My newest ambition is to get Avery in to see a Rheumatologist. Our oncologist recommended we see one about a year ago to monitor her Mastocytosis, in addition to her dermatologist and her immunologist. Rheumatologists specialize in autoimmune diseases which can impair bone and joint health. Given Avery's medical history I don't think it could hurt, and again, maybe just maybe they can help her. If all else fails locally, I will try to get up to Boston to see the #1 mast cell expert in the US. Surely he can help us. We have been in contact with him via email for research purposes as he and several of his colleagues are the physicians who discovered the link between mastocytosis and Autism. I'll say it again, you just can't put a price tag on hope.
I am also VERY proud to report that Avery is now the very lucky recipient of her own hyperbaric oxygen chamber. Thanks to the help of very loving, doting, and amazing grandparents on either side of the family, Bryan and I were able to negotiate the purchase of a used Vitaeris 320 HBOT system.
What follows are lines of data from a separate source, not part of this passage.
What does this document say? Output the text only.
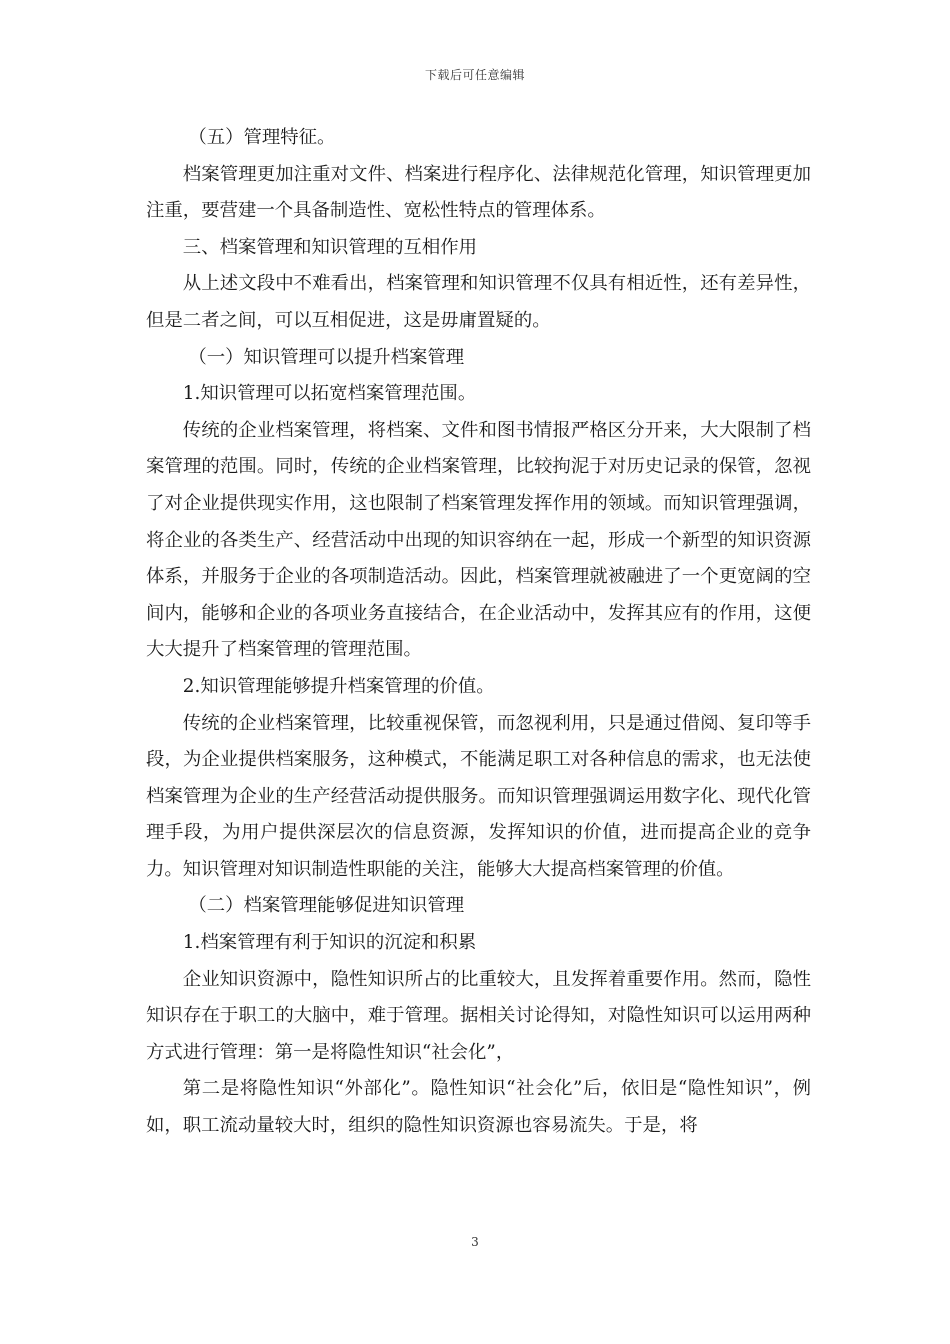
下载后可任意编辑

（五）管理特征。

档案管理更加注重对文件、档案进行程序化、法律规范化管理，知识管理更加注重，要营建一个具备制造性、宽松性特点的管理体系。

三、档案管理和知识管理的互相作用

从上述文段中不难看出，档案管理和知识管理不仅具有相近性，还有差异性，但是二者之间，可以互相促进，这是毋庸置疑的。

（一）知识管理可以提升档案管理

1.知识管理可以拓宽档案管理范围。

传统的企业档案管理，将档案、文件和图书情报严格区分开来，大大限制了档案管理的范围。同时，传统的企业档案管理，比较拘泥于对历史记录的保管，忽视了对企业提供现实作用，这也限制了档案管理发挥作用的领域。而知识管理强调，将企业的各类生产、经营活动中出现的知识容纳在一起，形成一个新型的知识资源体系，并服务于企业的各项制造活动。因此，档案管理就被融进了一个更宽阔的空间内，能够和企业的各项业务直接结合，在企业活动中，发挥其应有的作用，这便大大提升了档案管理的管理范围。

2.知识管理能够提升档案管理的价值。

传统的企业档案管理，比较重视保管，而忽视利用，只是通过借阅、复印等手段，为企业提供档案服务，这种模式，不能满足职工对各种信息的需求，也无法使档案管理为企业的生产经营活动提供服务。而知识管理强调运用数字化、现代化管理手段，为用户提供深层次的信息资源，发挥知识的价值，进而提高企业的竞争力。知识管理对知识制造性职能的关注，能够大大提高档案管理的价值。

（二）档案管理能够促进知识管理

1.档案管理有利于知识的沉淀和积累

企业知识资源中，隐性知识所占的比重较大，且发挥着重要作用。然而，隐性知识存在于职工的大脑中，难于管理。据相关讨论得知，对隐性知识可以运用两种方式进行管理：第一是将隐性知识“社会化”，

第二是将隐性知识“外部化”。隐性知识“社会化”后，依旧是“隐性知识”，例如，职工流动量较大时，组织的隐性知识资源也容易流失。于是，将

3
We have continued to see benefits as have her teachers and therapists, so we really couldn't be happier to have this in place for her. We don't expect miracles, but this has been a very positive intervention and she happens to LOVE her time in the "bubble." I'll keep you all posted on her progress!
As you can probably guess from previous posts, and even from reading the above... it is easy to get overwhelmingly wrapped up in helping your child get better. At times it can really be all consuming. But at the end of the day.... when school, therapy, and medication administering is over... we really can relax and enjoy being a family. To us, our family is totally normal. This is how it is and we are doing just fine on the journey. Sometimes I wish we could live in our own little world where no one "evaluates" Avery, judges or tests her. Where no one compares her or defines her by her disabilities or what she cannot do. Obviously, I want her to be all she can be, but I think I have also made it abundantly clear that I love and adore her for all that she is right this minute. She makes me and Bryan VERY proud, and full of hope, love, and not to mention plenty of grace and joy.